Bitcoin Wallets on Android at Risk of Theft

A further problem with Bitoin, beyond the government regulatory problem, is the question of how safe Bitcoin use is from a technical point of view. Given the extremely complex technical nature of the product, it is unclear what vulnerabilities surround Bitcoin that may be discovered in the future, similar to the recent discovery of vulnerabilities in the Andriod Bitcoin wallets.

PC World reports:

Bitcoin wallets on Android are vulnerable to theft because of problems in a component that generates secure random numbers, developers said.

The problem is said to be in the Android operating system and will affect bitcoin wallets generated by an Android app.

Apps for which the user does not control the private keys are not affected, developers at Bitcoin.org wrote in a post on Sunday.

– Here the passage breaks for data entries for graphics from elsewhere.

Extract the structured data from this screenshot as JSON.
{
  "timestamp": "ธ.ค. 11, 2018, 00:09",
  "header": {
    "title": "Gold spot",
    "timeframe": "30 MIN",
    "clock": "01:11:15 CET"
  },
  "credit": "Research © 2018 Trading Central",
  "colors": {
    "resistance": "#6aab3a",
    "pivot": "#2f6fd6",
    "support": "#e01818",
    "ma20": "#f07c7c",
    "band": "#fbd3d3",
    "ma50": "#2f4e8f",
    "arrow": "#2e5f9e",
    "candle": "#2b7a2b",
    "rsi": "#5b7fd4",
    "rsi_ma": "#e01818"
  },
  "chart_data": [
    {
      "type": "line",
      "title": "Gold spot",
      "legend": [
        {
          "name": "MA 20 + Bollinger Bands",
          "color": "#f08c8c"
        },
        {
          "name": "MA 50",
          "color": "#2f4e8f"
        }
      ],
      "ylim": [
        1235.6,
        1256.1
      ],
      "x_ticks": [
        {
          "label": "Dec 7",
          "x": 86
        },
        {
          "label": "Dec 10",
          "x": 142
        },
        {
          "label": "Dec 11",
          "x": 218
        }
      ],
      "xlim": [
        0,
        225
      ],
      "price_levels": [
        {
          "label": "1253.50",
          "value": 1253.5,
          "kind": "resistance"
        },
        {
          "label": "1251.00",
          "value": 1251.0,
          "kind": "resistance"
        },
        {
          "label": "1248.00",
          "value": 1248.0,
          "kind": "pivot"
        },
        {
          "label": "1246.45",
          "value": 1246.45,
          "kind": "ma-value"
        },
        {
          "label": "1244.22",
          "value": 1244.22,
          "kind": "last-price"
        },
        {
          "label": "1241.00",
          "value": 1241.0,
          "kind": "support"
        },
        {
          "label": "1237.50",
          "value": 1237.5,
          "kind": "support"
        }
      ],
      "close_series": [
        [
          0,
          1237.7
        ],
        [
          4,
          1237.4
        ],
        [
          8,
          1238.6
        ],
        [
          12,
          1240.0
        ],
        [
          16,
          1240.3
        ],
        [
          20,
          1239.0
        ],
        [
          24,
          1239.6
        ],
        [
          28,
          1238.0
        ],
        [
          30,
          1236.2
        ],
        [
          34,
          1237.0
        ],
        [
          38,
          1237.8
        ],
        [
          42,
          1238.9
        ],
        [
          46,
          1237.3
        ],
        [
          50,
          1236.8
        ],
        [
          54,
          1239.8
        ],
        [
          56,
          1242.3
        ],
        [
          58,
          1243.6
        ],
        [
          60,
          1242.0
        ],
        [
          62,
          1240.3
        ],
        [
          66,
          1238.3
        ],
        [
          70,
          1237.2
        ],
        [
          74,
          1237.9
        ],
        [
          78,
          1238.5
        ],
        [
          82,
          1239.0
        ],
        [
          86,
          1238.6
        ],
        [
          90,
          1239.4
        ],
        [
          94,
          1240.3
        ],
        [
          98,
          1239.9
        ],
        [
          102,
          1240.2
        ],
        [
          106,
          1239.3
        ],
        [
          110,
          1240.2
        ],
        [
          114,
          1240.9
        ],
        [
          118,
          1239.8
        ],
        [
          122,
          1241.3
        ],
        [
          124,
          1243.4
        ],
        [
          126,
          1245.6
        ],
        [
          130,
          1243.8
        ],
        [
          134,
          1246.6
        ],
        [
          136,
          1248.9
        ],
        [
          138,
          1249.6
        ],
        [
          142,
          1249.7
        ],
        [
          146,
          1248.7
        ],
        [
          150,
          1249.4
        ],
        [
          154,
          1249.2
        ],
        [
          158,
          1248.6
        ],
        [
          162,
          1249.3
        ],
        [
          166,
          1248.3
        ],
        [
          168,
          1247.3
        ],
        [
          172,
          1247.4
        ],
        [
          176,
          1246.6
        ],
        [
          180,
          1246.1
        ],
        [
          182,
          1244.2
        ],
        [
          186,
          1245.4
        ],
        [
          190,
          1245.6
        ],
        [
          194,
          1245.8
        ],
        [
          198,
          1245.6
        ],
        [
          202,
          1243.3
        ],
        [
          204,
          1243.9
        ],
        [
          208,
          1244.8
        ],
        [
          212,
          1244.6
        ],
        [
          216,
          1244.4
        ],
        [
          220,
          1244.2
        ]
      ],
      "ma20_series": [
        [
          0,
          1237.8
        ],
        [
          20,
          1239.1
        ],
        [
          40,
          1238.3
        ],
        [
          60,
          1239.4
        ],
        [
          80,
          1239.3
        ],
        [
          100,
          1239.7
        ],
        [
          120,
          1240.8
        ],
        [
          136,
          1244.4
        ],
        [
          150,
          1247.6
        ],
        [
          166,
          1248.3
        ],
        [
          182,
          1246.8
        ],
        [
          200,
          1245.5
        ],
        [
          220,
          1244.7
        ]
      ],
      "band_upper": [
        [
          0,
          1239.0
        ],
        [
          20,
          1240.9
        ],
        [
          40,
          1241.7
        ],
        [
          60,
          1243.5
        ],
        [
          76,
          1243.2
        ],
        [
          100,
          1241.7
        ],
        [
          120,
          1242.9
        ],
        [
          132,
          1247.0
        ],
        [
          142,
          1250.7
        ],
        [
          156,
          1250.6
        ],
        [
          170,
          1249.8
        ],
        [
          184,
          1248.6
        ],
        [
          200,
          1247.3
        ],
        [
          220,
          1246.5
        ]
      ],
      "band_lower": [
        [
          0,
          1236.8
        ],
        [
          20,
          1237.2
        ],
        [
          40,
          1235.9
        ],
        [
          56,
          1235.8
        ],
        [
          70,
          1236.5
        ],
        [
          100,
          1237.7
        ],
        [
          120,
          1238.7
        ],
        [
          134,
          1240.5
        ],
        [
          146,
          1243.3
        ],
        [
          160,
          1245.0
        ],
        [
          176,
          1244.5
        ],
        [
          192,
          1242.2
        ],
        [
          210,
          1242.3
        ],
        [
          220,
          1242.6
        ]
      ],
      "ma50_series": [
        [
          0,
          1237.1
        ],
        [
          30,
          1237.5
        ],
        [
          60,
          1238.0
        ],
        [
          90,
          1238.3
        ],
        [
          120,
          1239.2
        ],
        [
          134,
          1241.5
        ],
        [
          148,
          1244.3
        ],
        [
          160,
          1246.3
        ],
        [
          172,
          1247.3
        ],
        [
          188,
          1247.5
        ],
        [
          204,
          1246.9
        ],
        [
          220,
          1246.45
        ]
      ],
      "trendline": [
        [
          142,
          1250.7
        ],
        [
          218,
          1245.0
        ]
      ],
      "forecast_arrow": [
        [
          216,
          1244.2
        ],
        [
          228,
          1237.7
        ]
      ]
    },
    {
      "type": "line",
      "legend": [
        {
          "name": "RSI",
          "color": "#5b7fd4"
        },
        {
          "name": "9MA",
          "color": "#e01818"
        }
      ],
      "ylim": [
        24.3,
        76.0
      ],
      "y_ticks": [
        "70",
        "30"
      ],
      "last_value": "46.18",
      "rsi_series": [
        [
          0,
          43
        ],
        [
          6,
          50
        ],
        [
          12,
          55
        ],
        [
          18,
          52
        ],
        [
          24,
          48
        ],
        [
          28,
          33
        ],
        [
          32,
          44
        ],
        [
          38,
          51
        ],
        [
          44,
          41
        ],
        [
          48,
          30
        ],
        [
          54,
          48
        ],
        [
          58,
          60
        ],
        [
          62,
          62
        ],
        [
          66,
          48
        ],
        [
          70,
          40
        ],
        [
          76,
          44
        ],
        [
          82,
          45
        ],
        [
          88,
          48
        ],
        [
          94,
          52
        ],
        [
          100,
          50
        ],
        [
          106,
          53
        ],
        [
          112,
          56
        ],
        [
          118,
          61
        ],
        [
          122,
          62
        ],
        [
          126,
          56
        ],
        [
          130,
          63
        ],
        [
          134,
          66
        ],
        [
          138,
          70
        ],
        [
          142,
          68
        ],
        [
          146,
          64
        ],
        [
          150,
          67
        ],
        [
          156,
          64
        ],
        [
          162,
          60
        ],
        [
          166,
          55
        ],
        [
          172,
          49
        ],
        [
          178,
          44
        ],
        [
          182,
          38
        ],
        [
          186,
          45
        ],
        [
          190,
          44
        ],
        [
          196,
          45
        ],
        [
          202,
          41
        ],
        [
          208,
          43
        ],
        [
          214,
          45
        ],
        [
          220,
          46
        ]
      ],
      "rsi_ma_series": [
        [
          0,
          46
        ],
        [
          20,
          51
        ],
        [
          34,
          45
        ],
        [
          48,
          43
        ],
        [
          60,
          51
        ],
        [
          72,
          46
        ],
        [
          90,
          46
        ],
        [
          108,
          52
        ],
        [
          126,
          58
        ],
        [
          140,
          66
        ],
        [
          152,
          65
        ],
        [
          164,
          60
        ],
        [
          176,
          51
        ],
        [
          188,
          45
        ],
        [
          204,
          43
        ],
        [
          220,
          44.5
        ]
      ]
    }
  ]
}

Exchange front-ends like Coinbase or Mt. Gox apps are, for example, unaffected by the issue as the private keys are not generated on the user's Android phone.

Bitcoin uses public-key cryptography so that each address is associated with a pair of mathematically linked public and private keys that are held in the wallet. The user signs a transaction to transfer bitcoins to somebody else with the private key, and the signature is validated using the public key."We recently learned that a component of Android responsible for generating secure random numbers contains critical weaknesses, that render all Android wallets generated to date vulnerable to theft," the developers wrote.

In an alert on a Bitcoin developer forum, software developer Mike Hearn reported that the Android implementation of the Java SecureRandom class contains a number of serious vulnerabilities. "As a result all private keys generated on Android phones/tablets are weak and some signatures have been observed to have colliding R values, allowing the private key to be solved and money to be stolen," he added.

Some of the affected wallets like Bitcoin Wallet, BitcoinSpinner, Mycelium Wallet and Blockchain.info are in various stages of preparing updates that will resolve the issue, according to the developers at Bitcoin.org.